On Sunday, we visited our friends Matt & Jan and they spoiled us rotten.  They had saved much of their stuff from when their daughter was a baby and are now donating it to us.  Seriously, we're pretty much set, thanks to them.  The only major purchase we'll need to make is a car seat.  Not only do I really appreciate them saving us all that money, but also, I really wanted to try to get as much second hand stuff as possible for the babe, because s/he will grow out of it so quickly or use it for a comparatively short time.  Plus - reuse, the least popular of Reduce, Reuse, Recycle.

With that said, I still registered for the baby.  There are a couple things we need and many things we don't, but we're so darn cute, I just couldn't resist.  We're registered at Target and Babies 'R' Us.  
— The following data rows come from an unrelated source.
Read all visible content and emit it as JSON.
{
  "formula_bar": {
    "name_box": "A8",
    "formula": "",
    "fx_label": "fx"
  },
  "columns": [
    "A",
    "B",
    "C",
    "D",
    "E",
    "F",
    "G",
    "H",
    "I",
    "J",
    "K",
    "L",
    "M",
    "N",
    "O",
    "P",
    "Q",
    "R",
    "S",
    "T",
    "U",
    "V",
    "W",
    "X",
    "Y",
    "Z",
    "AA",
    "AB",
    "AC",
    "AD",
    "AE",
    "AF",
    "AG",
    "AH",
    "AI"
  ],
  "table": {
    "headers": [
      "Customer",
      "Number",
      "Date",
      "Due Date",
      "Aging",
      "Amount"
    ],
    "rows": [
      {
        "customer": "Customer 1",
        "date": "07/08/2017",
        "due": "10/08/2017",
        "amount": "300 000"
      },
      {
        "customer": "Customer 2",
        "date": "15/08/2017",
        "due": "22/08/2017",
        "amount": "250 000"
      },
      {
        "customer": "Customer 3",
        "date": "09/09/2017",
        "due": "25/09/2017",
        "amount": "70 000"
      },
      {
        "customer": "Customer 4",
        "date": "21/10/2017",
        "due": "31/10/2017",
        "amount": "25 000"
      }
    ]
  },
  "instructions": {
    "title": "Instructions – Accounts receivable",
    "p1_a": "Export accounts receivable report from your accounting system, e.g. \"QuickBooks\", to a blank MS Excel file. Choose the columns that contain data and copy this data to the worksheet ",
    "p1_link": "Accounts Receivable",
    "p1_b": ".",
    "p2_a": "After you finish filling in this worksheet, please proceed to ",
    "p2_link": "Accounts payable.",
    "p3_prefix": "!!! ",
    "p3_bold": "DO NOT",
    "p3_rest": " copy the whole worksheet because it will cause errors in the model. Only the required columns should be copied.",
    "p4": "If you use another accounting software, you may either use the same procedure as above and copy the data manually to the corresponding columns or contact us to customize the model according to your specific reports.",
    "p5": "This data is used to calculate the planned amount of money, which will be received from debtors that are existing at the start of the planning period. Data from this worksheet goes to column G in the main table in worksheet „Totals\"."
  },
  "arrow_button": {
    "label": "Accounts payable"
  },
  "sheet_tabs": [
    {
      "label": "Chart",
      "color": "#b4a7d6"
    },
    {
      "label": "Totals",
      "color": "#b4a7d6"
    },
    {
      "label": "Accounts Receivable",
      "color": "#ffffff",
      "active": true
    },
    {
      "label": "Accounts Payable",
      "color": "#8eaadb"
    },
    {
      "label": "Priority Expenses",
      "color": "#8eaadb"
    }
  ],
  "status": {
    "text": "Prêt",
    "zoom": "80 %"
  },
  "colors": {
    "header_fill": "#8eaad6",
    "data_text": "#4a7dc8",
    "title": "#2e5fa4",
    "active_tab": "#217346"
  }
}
So, I did try to figure out the gender of the baby using the Chinese method, which uses the month you conceived + the mother's age to determine boy or girl.  According to the Chinese, I have a 50/50 chance of having a boy or a girl.  Um, thanks very much Chinese.  I could've told myself that (and in fact have).

And do you know how hard it is for a bigger lady like myself to find maternity pants?  I want to shout, "You know, fatties get knocked up too!"  

Speaking of getting fat, I've had a few people, including my doctor, warn me that I don't want to put on too much weight because it's so hard to take off later.  I've been tempted to respond, "Does it look like I don't know how difficult weight loss can be?"